In a survey of employers last fall, the employment center found hiring of graduates with four-year degrees will rise 16 percent this year.
“It’s led by the ones you would expect – engineering and business,” Gardner said. “But there seems to be a lot of room for everybody. … Even arts and humanities are making a comeback.”
Employers have more openings because baby boomers are retiring and more workers are feeling confident about the economy to switch jobs. The overall unemployment rate has fallen to 5.5 percent in March from 6.7 percent at the end of 2013.
In particular, employer demand for STEM graduates – in science, technology, engineering and mathematics – is high.
“We can’t graduate enough engineers,” said Holly Proffitt, employer relations coordinator at Arkansas State University.
Still, many recent college grads have yet to enjoy a full recovery from the dark days of the Great Recession.

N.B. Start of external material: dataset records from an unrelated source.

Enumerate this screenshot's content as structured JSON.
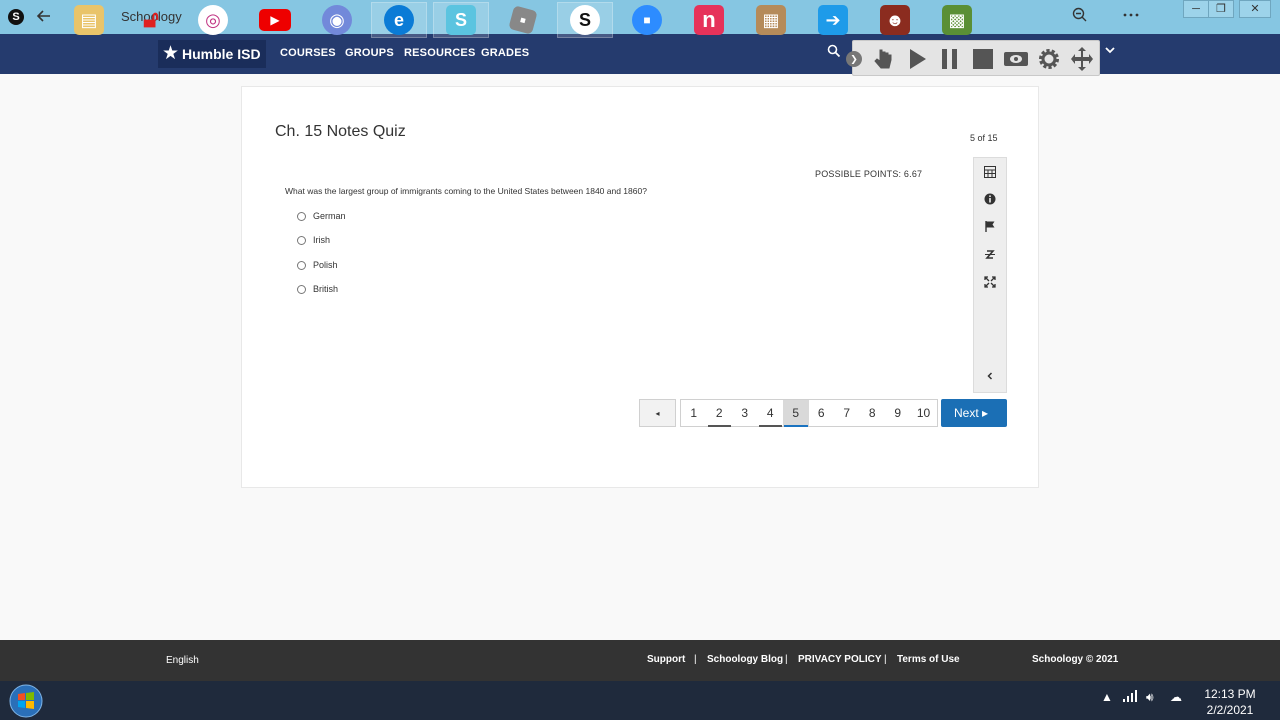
{
  "titlebar": {
    "title": "Schoology",
    "app_icon": "S"
  },
  "nav": {
    "logo": "Humble ISD",
    "links": [
      "COURSES",
      "GROUPS",
      "RESOURCES",
      "GRADES"
    ]
  },
  "quiz": {
    "title": "Ch. 15 Notes Quiz",
    "progress": "5 of 15",
    "points": "POSSIBLE POINTS: 6.67",
    "question": "What was the largest group of immigrants coming to the United States between 1840 and 1860?",
    "options": [
      "German",
      "Irish",
      "Polish",
      "British"
    ]
  },
  "pagination": {
    "prev": "◂",
    "pages": [
      "1",
      "2",
      "3",
      "4",
      "5",
      "6",
      "7",
      "8",
      "9",
      "10"
    ],
    "current_page": "5",
    "next": "Next ▸"
  },
  "footer": {
    "language": "English",
    "links": [
      "Support",
      "Schoology Blog",
      "PRIVACY POLICY",
      "Terms of Use"
    ],
    "separator": "|",
    "copyright": "Schoology © 2021"
  },
  "taskbar": {
    "time": "12:13 PM",
    "date": "2/2/2021"
  },
  "colors": {
    "titlebar": "#86c6e2",
    "navbar": "#253b6e",
    "next_button": "#1b6fb5",
    "footer": "#333333",
    "taskbar": "#1f2a3c"
  }
}
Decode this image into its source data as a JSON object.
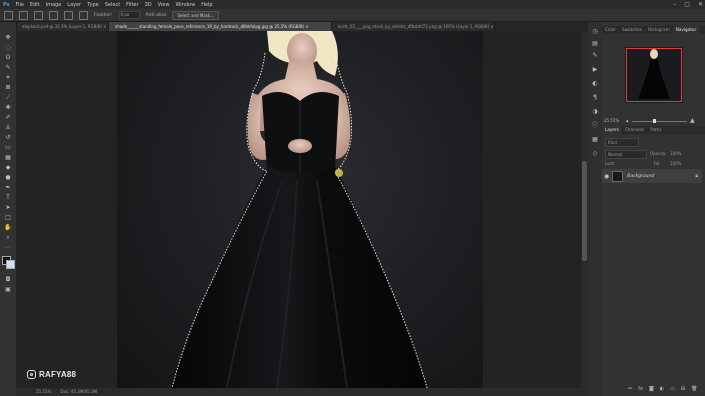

In a report last year, the Federal Reserve Bank of San Francisco found wages for college graduates haven’t kept up with overall wages since the Great Recession. Between 2007-14, median wages for all full-time workers rose 15 percent. For college grads, they rose just 6 percent.
Elizabeth Earl, 22, landed a job at a health care publication after graduating from Columbia College Chicago. The pay is low and the work tedious, but she’s relieved she has a job.
“By the time you get out, you assume you’ll be a barista,” she said. “It’s not idyllic nor at all what I want to do, but it is a job from which I can be getting paid while I consider career paths.”